As more of the ancient city was unearthed in succeeding centuries, its allure grew. Pompeii became an international tourist attraction. It was romanticized in popular culture and influenced contemporary art and architecture. After touring the ruins in the 1780s, Goethe, the German poet wrote, “Many disasters have befallen the world, but few have brought posterity so much joy.”

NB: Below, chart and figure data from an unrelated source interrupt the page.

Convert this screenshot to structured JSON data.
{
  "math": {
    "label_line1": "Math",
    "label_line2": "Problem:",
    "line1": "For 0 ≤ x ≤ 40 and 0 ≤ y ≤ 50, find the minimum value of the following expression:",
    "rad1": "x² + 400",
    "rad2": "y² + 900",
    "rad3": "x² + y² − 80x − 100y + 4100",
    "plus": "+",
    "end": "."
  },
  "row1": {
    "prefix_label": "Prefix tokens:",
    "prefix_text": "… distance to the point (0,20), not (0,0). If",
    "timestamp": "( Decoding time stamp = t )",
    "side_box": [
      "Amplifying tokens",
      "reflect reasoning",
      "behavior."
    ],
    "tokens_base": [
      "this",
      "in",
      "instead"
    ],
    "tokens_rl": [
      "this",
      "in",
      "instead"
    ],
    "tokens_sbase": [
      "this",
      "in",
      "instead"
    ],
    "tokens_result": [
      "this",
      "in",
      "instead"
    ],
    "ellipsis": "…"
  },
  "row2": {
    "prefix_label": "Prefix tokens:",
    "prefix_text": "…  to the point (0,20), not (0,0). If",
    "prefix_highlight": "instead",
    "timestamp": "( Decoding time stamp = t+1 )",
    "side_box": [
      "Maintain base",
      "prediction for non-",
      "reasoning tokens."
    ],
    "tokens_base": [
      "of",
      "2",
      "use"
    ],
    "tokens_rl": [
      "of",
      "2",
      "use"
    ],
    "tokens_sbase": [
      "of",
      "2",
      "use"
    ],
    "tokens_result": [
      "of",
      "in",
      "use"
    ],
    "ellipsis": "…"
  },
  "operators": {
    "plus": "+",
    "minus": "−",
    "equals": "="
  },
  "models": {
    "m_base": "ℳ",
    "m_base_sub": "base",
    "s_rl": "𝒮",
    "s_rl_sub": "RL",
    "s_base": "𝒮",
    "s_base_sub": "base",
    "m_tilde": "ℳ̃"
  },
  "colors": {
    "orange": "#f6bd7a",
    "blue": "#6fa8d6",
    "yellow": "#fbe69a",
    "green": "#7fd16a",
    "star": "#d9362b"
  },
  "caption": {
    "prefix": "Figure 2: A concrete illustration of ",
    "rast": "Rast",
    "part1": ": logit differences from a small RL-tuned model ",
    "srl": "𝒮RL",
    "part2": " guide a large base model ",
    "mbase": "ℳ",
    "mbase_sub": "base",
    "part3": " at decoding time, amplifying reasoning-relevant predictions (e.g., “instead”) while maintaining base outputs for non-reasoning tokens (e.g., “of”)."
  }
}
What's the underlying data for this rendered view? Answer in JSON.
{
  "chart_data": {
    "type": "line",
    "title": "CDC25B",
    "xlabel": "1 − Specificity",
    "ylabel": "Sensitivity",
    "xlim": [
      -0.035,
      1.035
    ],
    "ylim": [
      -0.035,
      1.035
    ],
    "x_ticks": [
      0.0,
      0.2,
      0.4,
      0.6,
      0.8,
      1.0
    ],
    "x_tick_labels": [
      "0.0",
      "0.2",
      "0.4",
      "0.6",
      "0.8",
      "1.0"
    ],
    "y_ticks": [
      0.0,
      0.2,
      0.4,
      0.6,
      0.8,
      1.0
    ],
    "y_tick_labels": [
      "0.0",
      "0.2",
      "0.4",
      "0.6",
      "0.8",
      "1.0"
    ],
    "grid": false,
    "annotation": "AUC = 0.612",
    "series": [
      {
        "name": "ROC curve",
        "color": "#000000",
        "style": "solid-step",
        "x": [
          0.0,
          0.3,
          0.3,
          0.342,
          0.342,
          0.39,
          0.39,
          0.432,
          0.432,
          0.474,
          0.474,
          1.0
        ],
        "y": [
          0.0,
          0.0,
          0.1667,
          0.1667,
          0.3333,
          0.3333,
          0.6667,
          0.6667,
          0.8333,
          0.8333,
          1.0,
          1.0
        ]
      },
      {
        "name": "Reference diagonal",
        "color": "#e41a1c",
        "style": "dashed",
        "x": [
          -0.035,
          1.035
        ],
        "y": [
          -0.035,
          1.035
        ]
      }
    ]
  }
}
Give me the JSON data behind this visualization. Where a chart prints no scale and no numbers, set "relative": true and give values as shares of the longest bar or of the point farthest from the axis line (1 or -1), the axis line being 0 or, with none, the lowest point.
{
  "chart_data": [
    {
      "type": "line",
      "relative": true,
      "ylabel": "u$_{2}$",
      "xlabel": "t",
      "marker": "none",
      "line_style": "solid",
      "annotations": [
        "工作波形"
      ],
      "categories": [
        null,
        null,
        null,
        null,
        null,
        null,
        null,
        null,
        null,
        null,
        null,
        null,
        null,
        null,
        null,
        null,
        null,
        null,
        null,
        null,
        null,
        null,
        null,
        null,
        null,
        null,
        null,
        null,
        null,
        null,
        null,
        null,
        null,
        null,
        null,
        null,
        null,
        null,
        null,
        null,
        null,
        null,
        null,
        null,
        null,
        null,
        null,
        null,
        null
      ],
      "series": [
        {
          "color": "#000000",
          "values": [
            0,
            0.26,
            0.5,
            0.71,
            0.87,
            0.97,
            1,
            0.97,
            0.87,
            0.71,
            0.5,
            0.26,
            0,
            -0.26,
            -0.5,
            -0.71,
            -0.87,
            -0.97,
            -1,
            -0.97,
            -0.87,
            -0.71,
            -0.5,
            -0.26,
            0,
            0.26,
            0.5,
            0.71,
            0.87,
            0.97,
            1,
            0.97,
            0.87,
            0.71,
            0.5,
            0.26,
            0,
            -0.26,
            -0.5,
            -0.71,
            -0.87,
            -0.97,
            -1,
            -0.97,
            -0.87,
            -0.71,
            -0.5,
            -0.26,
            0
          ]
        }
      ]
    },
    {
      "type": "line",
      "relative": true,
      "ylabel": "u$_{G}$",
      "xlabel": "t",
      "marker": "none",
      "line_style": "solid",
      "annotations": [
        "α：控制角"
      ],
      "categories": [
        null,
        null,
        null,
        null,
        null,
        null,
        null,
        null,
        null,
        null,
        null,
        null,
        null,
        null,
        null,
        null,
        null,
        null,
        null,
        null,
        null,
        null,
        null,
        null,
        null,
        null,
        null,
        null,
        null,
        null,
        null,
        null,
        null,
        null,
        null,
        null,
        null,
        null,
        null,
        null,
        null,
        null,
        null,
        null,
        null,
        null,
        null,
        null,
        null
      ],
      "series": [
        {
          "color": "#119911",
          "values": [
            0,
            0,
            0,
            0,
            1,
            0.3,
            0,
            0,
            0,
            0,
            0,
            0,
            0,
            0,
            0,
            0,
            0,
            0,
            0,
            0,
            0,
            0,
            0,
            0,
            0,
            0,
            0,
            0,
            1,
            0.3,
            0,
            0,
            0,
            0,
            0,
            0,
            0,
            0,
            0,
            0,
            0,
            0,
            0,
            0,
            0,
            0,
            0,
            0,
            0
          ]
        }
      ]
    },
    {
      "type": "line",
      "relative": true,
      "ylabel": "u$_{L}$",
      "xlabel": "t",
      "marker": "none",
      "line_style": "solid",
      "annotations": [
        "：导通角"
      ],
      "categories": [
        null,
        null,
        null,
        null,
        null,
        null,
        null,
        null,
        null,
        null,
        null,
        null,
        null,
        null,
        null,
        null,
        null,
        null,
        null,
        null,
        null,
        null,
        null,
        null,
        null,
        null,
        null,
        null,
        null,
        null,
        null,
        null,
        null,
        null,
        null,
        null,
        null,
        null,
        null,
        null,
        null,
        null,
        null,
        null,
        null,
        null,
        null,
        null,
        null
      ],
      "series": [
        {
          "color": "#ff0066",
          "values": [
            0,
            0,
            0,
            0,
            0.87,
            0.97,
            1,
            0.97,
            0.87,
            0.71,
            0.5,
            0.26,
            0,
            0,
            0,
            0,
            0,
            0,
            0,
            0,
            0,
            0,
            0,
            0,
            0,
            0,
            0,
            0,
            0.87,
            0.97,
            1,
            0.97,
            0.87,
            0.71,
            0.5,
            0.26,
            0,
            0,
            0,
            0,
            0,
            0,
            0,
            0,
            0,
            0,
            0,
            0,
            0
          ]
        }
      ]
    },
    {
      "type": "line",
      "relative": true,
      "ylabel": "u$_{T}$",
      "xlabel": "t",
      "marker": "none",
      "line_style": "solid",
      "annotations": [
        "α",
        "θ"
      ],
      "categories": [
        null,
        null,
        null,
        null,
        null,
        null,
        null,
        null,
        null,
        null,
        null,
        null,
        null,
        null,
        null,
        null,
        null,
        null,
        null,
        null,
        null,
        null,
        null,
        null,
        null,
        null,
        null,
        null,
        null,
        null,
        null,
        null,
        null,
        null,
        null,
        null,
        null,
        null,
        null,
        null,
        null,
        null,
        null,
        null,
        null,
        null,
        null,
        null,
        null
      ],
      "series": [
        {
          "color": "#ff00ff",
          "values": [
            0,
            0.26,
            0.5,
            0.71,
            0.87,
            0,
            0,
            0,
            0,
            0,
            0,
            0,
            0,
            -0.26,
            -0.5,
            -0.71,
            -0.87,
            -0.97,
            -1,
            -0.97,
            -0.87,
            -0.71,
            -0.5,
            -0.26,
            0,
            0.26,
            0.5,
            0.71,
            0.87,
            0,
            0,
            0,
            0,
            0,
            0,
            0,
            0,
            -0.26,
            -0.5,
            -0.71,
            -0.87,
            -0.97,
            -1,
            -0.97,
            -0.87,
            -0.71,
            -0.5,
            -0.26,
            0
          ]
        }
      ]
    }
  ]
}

Pompeii, which dates back to about 600 B.C.E., was a thriving regional center at the southeastern base of Mount Vesuvius on Italy’s West Coast. The prosperous city of 10,000-20,000 inhabitants lay only a few miles from the Bay of Naples and Herculaneum, an exclusive seaside resort. In 79 A.D., both communities were recovering from a cataclysmic earthquake 17 years earlier. Scientists suggest it was a precursor to Mount Vesuvius’s devastating eruption – one of history’s most famously fascinating natural disasters.


Pompeii: The Exhibition continues through spring at Union Station From here, the collection will visit two more U.S. cities before traveling to Russia.